Why premium portfolio management services in India are failing to justify their fees

Why premium portfolio management services in India are failing to justify their fees


A recent social media post caught my attention—not so much for what it said, but for the torrent of responses it unleashed. An investor shared how his relative had entrusted 65 lakh to a portfolio management service (PMS) in 2022, only to see it grow to about 74 lakh by mid-2025. That translates to an annual return of roughly 6.9%—barely ahead of a bank fixed deposit and lagging most mutual funds and market indices. Meanwhile, the portfolio manager earned a comfortable 2% fee each year, regardless of performance.

What stood out wasn’t just this one case, but the chorus of similar stories that followed. Investor after investor described paying hefty fees for underwhelming results. The pattern was all too familiar: high costs, mediocre returns, and portfolio managers who prospered while clients bore all the risk.

Read this | When buying financial products, scepticism is your best defence

This reflects a deeper problem with many premium investment services, a fundamental misalignment between what investors expect when they pay more, and what they actually receive. The concern isn’t simply that these services sometimes underperform. All investment strategies have their lean years. The real issue is the lack of transparency, which leaves investors unable to make fully informed choices.

Unlike mutual funds, which disclose daily net asset values, publish monthly portfolio holdings, and issue annual reports detailing strategy and performance, many PMS offerings operate in the shadows. Regulatory oversight is weaker, and public disclosures are limited. This opacity makes it difficult to evaluate whether the premium you’re paying is justified by the value you’re receiving.

Consider the contrast: with mutual funds, you know where you stand every morning. You can see what the fund owns, how it’s performing, and what it costs. Annual reports are not just data dumps; they offer strategic commentary that invites scrutiny. That kind of sunlight keeps fund managers honest and accountable.
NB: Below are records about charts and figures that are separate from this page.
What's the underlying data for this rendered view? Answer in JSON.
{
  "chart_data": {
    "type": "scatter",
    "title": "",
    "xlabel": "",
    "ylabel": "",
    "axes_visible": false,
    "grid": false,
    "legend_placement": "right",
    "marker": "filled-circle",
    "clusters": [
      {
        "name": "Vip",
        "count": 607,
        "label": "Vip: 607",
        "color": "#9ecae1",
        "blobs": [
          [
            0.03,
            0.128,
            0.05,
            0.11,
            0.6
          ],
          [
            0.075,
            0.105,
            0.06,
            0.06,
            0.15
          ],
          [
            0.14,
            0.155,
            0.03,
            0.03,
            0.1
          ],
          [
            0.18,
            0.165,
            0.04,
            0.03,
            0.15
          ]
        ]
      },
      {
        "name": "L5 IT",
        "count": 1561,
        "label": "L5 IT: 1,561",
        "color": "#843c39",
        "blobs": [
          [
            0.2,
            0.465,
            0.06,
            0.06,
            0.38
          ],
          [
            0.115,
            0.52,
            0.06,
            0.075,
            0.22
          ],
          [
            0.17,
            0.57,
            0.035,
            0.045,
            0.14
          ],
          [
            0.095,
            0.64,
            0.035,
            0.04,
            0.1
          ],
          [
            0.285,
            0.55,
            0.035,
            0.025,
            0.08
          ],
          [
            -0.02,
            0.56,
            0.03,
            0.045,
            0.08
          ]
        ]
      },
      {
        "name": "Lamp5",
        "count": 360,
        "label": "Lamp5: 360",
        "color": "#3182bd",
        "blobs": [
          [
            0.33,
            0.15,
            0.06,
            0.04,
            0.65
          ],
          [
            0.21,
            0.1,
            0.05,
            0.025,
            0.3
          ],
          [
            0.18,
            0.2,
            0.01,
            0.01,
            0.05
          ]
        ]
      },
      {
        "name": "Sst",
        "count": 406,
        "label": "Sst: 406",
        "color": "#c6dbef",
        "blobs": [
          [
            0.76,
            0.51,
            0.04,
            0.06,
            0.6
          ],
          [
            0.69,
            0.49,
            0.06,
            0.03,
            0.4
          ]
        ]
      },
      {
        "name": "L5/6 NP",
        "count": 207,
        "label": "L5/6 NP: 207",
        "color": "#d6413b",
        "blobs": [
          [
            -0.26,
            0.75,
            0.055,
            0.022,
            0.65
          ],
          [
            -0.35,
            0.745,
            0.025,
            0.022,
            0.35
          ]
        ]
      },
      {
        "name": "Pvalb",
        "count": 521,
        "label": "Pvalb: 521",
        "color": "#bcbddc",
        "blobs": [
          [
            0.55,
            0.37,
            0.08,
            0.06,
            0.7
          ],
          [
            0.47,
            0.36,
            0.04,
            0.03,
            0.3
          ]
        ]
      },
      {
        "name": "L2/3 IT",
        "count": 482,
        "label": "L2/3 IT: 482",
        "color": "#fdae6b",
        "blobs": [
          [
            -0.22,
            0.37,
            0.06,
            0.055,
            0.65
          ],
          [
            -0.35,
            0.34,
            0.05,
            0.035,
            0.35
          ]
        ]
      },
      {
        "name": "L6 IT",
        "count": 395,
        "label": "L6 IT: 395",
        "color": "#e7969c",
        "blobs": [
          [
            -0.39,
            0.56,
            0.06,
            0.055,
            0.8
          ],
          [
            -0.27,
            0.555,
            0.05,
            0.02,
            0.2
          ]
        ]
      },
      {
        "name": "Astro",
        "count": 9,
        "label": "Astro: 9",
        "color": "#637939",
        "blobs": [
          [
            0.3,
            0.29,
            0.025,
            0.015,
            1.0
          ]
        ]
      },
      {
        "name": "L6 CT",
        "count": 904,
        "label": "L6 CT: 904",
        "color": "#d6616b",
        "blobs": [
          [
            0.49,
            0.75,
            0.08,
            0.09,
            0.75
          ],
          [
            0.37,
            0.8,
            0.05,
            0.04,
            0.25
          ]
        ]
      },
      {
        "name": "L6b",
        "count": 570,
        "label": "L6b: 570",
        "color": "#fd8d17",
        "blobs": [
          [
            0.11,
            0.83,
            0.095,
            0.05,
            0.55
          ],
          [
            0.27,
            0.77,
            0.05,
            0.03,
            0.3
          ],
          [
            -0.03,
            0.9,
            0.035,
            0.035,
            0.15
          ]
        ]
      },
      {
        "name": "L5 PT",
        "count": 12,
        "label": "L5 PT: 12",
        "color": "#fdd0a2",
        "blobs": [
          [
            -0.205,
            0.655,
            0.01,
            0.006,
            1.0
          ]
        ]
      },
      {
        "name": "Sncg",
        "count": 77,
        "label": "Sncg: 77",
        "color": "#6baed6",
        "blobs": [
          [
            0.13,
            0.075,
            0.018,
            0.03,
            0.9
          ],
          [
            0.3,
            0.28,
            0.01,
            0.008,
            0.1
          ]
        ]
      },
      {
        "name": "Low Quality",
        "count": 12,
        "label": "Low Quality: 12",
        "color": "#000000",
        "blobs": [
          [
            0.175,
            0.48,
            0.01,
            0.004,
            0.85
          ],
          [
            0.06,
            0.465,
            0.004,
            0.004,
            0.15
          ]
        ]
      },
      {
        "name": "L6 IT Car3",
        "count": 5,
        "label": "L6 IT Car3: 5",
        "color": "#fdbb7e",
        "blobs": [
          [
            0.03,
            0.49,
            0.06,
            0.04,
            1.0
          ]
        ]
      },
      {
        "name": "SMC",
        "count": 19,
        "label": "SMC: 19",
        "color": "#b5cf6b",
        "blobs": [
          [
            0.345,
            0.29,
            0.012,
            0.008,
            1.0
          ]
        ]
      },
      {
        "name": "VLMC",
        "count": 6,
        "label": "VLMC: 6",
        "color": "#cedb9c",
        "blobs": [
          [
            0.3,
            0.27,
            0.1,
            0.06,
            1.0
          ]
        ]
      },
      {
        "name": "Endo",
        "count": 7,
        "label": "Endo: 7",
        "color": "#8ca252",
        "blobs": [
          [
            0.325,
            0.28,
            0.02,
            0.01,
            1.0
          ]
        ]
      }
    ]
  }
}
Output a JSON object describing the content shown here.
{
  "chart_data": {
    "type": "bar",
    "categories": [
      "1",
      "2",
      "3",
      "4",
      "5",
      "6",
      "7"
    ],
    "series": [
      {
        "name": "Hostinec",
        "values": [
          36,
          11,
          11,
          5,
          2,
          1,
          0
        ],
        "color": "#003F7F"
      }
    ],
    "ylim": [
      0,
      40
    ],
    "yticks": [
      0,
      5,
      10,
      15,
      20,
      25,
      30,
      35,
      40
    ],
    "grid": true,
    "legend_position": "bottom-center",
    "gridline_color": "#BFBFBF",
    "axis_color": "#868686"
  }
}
The regulatory framework for mutual funds adds another layer of investor protection. Fund houses are bound by rules on portfolio concentration, risk exposure, and disclosure. Independent trustees act as a check to ensure the fund is managed in the investor’s best interest. These guardrails simply don’t exist in the same form for many portfolio management services.

But transparency, while necessary, isn’t sufficient. The bigger question is: does paying more actually get you more? Many premium investment services justify their high fees by claiming deeper expertise or privileged access to market opportunities. Yet evidence suggests that expensive investment options rarely outperform their lower-cost peers over the long run. The reason is simple: fees compound—just like returns, but in the wrong direction.

That’s not to say all high-fee services are bad. But investors need to apply a healthy dose of scepticism. Before signing up, ask: What exactly am I paying for? Am I getting access to genuine skill, or just a well-branded illusion of exclusivity?

There’s a psychological layer here, too. Investors are often drawn to the aesthetics of premium services—the polished presentations, slick research reports, and exclusive events. These trappings can create the illusion of sophistication, even when results don’t justify the hype. It’s the financial equivalent of mistaking packaging for product.

Another important, often overlooked factor is taxation. In PMS, since transactions happen directly in your account, you’re liable for capital gains tax on every sale the manager makes—even if you haven’t withdrawn a rupee. That means you may pay taxes year after year, while your money stays invested.

In contrast, mutual fund investors pay tax only when they redeem their units, allowing returns to compound more efficiently. Over time, that tax deferral can make a meaningful difference.

For most retail investors, a diversified portfolio of high-quality mutual funds offers a compelling proposition. You get professional management, strong regulatory oversight, complete transparency, reasonable fees, and tax efficiency. You know what you own, how it’s doing, and what it’s costing you.

The lesson from that social media thread is hard to ignore: before signing up for an expensive investment service, demand transparency, understand exactly what you’re paying for, and compare it with simpler, lower-cost alternatives. In investing—as in life—paying more doesn’t always mean getting more. Often, it just means paying more.

Dhirendra Kumar is founder and chief executive officer of Value Research, an independent investment research firm.